Abbot David Charlesworth told BBC News: "We don't make a product for it to be abused. That's not the idea.
"We make a product which is a tonic wine.
"It annoys me to think that these problems, all the social deprivation of an area of Scotland, is being put on our doorstep.
"That's not fair. I'm not producing drugs, which I know are going to be used abusively."
He said the abbey had attempted to address problems, for example employing a youth worker in an area where the problems with the tonic wine were occurring.
Abbot Charlesworth said: "If I say I don't feel any responsibility that makes me sound like a heartless so and so. That's not the case.
"Am I upset about how tonic wine is used? Of course I am. It would be ridiculous to say otherwise."
"I don't want Buckfast Abbey to be associated with broken bottles and drunks.
"But is the product bad? No."
He added: "I've heard people say we should ban Buckfast.
"If you ban Buckfast, ban Scottish whisky. It's alcohol, much stronger. But oh no they wouldn't do that.
"So they are picking on a particular thing as a sort of conscience salver."
BUCKFAST TONIC WINE
- 1920s: Brothers develop tonic wine sold from abbey
- Base wine first imported from Spain, and nowadays from France
- Ingredients include red wine, phosphates, caffeine and vanillin
- 1927: Distribution and sales passed to J Chandler in Andover, Hants. Abbey receives a royalty for each bottle sold
- 2011: New winery completed
Buckfast represents 0.5% of Scottish alcohol sales, according to the Scottish government.

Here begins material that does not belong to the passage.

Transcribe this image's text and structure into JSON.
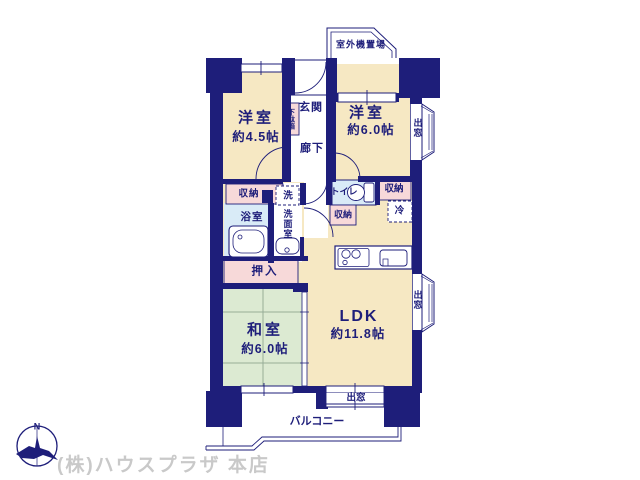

The monastery and J Chandler declined to say how much is produced saying it was "commercially sensitive information".
Last year J Chandler's turnover was nearly £40m and the abbey received £6.6m from its business interests, the biggest of which is the tonic wine.
Inside the abbey's winery, opened in 2011, gleaming metal tanks about 100ft (30m) high, each able to hold 125,000 litre, stand like missile silos.
There are also six horizontal metal tanks, each holding 25,000 litres of Buckfast.
Wine imported from France is shipped to the Buckfast plant, where it is fortified and blended by a team of three lay workers.
Vats of ingredients wait to be added to the base wine in a process far removed from when the monks first started making the tonic wine in wooden casks.
From Buckfast Abbey, the finished wine goes in tankers to J Chandler's plant in Andover, Hampshire for bottling and distribution.
Meanwhile, the argument over the social impact of "Buckie" rumbles on.